- At today’s monetary policy meeting the BoE cut the Bank Rate by 25bp to 4.75%, as was widely expected.
- In line with our view, the BoE delivered a hawkish twist to its guidance emphasising their gradual approach to reducing the restrictiveness of monetary policy. We think this supports our base case of the next cut coming in February.
- The market reaction was modest with Gilt yields tracking slightly higher and EUR/GBP moving lower.
As expected, the Bank of England (BoE) decided to cut the Bank Rate by 25bp to 4.75%. The vote split was 8-1 in line with our expectation, with the majority of members voting for a cut and hawk Mann voting for an unchanged decision.

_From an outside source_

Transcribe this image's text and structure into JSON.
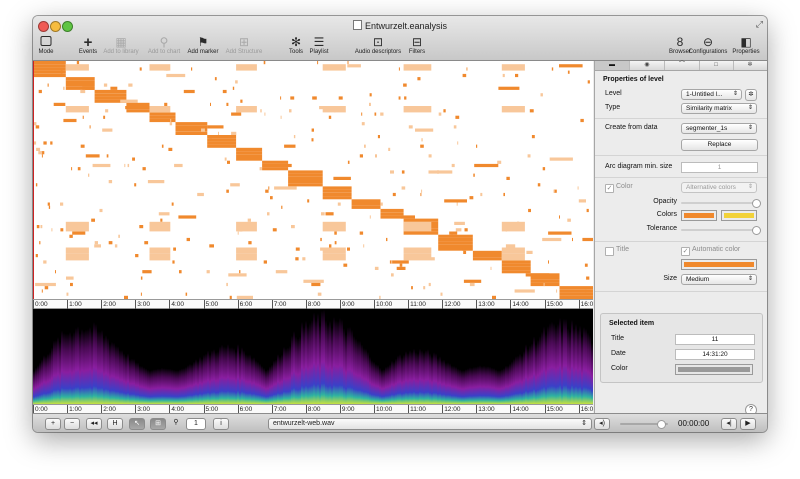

The BoE retained much of its previous guidance noting that “a gradual approach to removing policy restraint remains appropriate“. From the minutes it was evident that this “gradual approach” increasingly is becoming the consensus view within the MPC. In line with our expectation the BoE revised its inflation and growth forecast higher following the fiscal announcement last week, which delivered a notably more expansive fiscal stance than assumed in the latest round of BoE forecasts from August. The BoE now sees CPI at 2.7% y/y (prev. 2.2%) and GDP at 1.7% y/y (prev. 0.9%) in Q4 2025. While we still think only a gradual cutting cycle is warranted, amid the inflationary boost from the fiscal policy announced, we highlight that the new forecasts were done with a market implied Bank Rate path from prior to the Budget announcement. This is important as this path was notably lower than current pricing, which in turn means that the upward revisions above should be taken with a pinch of salt.

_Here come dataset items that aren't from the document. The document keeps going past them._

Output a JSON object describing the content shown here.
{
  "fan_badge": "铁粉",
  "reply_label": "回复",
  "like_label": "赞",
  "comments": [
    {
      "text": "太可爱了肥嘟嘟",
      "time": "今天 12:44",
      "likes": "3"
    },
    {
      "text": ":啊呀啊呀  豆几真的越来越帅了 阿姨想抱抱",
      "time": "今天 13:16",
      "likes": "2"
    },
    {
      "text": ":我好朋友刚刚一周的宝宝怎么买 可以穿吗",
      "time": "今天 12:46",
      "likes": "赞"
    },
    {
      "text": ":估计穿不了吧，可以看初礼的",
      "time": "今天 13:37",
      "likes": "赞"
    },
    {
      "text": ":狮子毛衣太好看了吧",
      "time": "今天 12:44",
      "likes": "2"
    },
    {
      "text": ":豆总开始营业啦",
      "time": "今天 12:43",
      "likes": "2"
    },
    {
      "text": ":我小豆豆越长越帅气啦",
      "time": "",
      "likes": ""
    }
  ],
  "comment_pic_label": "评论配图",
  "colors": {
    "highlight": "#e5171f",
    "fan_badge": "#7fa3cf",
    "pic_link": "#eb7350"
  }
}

Overall, we think the communication today supports our call of a more gradual approach to the cutting cycle. We expect the next 25bp cut in February with the Bank Rate ending the year at 4.75% in 2024 and 3.25% in 2025.

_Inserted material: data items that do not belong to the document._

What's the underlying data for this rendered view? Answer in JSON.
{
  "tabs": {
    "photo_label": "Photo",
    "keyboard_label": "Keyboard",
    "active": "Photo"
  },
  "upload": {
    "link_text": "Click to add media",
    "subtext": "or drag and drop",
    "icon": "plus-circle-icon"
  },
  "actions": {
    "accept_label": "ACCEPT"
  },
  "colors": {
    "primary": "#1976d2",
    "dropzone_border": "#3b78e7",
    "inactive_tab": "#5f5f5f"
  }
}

Rates. Gilt yields initially moved higher across the board on the hawkish twist to the statement but partly retraced the move during the press conference – also aided by the global fixed income rally. Overall, the UK-specific reaction in rates markets was muted. Markets price 5bp worth of cuts for December and 65bp by YE 2025. We still favour being paid in the very short-end of the Sonia-curve but highlight the potential for the BoE to deliver more easing in 2025 than currently priced.
FX. EUR/GBP moved lower on the announcement on the notion of a gradual cutting cycle. The guidance delivered today highlights the more cautious approach of the BoE, which supports our case of a continued move lower in EUR/GBP. This is further amplified by UK economic outperformance and tight credit spreads. The key risk is a soft BoE.
Our call. We expect the BoE to remain on hold at the December meeting and maintain its “gradual approach”. In 2025, we expect cuts at every meeting starting in February and until H2 2025 where we expect a step down to a quarterly pace. This leaves the Bank Rate at 3.25% by YE 2025.